WASHINGTON – Maryland continued to have one of the worst rates in the nation for disciplining doctors in 2003, according to a study of state medical boards released Wednesday by Public Citizen.
“Maryland has been at the bottom for a very long time,” said Dr. Sidney Wolfe, director of Public Citizen’s health research group.
But Wolfe and others said they expect to see Maryland’s standing improve in coming years, after the much-criticized Board of Physician Quality Assurance was dissolved last year and replaced by a new Board of Physicians with more power to go after doctors.
“They changed the law that required the board to get permission from the state Maryland medical society for them to discipline the doctor,” Wolfe said.
That has not always been the case. Public Citizen said that Maryland took serious disciplinary action against 46 doctors in 2003, a rate of two actions for every 1,000 physicians — ranking the state 42nd in the country. The national average was 3.55 serious disciplinary actions for every 1,000 physicians.
Wolfe said it would be great if states like Maryland could get up to the level of enforcement found in Kentucky, the toughest state in the Public Citizen ranking, with 11.58 actions per 1,000 physicians.
“Kentucky was disciplining between five and six times more doctors per 1,000 doctors in that year more than Maryland did,” he said.
The report considered serious disciplinary action to include license revocations and suspensions.
Calls to MedChi, the state’s medical society, were not returned Wednesday. A spokesman for the state Department of Health and Mental Hygiene said he was unable to find someone from the Board of Physicians to comment on the report.
In the past, state health officials have said that Maryland’s rating is misleading, because many doctors are licensed in the state, but practice elsewhere.
But Wolfe said that is no defense — it just means doctors can receive a license to practice in Maryland even if they have had disciplinary actions against them in other states.
“This is why it becomes a health hazard to patients if they live in a state where the medical board — as is the case in Maryland, or has been — is not doing an adequate job in disciplining doctors,” Wolfe said.
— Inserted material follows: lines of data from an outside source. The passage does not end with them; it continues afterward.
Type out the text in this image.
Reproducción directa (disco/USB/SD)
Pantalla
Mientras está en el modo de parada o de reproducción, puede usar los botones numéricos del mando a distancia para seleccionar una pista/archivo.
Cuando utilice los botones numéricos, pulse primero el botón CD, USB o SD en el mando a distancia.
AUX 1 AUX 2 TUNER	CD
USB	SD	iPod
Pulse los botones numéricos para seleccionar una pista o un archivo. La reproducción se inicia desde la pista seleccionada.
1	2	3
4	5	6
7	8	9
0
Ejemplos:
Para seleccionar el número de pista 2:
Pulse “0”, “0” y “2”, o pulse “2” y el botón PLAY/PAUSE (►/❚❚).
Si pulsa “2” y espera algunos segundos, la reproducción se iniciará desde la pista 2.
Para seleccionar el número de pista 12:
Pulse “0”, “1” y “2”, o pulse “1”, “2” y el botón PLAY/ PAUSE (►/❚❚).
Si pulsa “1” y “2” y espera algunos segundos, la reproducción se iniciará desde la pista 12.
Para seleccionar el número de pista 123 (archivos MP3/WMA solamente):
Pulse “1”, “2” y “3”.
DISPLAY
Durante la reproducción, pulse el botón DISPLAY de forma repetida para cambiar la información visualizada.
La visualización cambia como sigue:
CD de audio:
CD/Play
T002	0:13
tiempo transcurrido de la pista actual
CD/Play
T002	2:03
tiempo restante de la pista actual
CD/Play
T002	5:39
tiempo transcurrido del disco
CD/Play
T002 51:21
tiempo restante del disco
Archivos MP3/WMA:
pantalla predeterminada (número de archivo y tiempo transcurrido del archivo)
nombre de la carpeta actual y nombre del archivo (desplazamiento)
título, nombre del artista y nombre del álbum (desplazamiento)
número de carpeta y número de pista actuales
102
State Sen. Paula Hollinger, D-Baltimore County, who led the fight to reform physician discipline in the state, said Wednesday that she was encourage by Maryland’s 42nd-place finish in this year’s report.
“We were 46th last year, we are four places better this year,” Hollinger said. “We have a brand new board, and maybe it’s having a little bit of an effect.”
She said she is willing to give the new board the benefit of the doubt.
“I hope that they do their job,” Hollinger said, referring to the new licensing board. “The other board wasn’t doing their job. Nobody was getting disciplined.”